During the Somatic Therapy session, Donna,  the practitioner in training asked me to dialog with various body parts and what I came up with astounded me. One area had me imagine a triangular shaped scone (now I think of it as cranberry orange flavor) and the idea that there needs to be a balance, thus the three corners. At one point, we spoke about my awareness of a safety net that could catch me if I fell, since trusting myself to surrender to the care of others is paramount. I saw it as if it were a bouncy trampoline that could actually provide fun. At another moment in the session, I became aware of the existence of a small and high bouncing super ball that represented my state of being much of the time. Often, I feel like I am here, there and everywhere, unpredictably.  We transformed it into a squishy, squeezy stress ball that I could turn to when feeling overwhelmed. Another metaphor that arose had to do with transforming the rushing flood waters into an easy flowing stream. It brought to mind something I enjoy doing in the summer which is tubing along the Delaware River. Sitting in an inner tube and allowing the flow to carry me rather than paddling through the tide is much more pleasurable and far less fatiguing. By the time I rolled off the table, I felt far more grounded and slept well last night.
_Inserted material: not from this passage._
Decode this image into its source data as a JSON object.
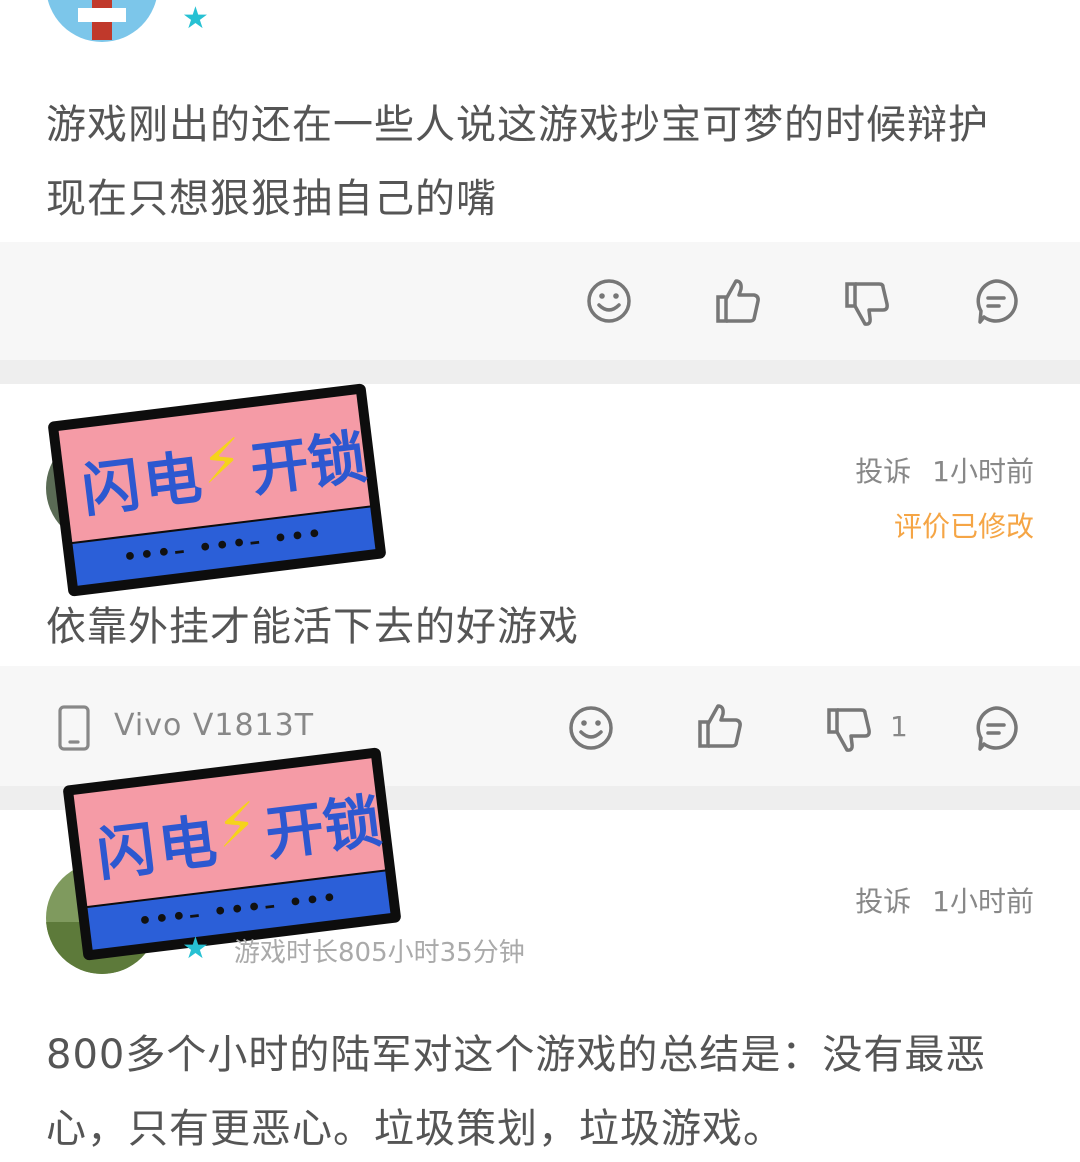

Today,  I ventured out to my office for a short visit to make phone calls and do some errands. I was going to say ‘run some errands,’ which is typical of me. I often say I am ‘going to jump in the shower,’ and ‘grab breakfast/lunch/dinner,’ as if I had to rapidly move through the day to get stuff accomplished. Not so, if I want to stay healthy. My mother used to advise, “The hurrier I go, the behinder I get.” When I returned,  I felt wiped and see a nap in my future.

I am reminded of the story of the tortoise and the hare…slow and steady wins the race.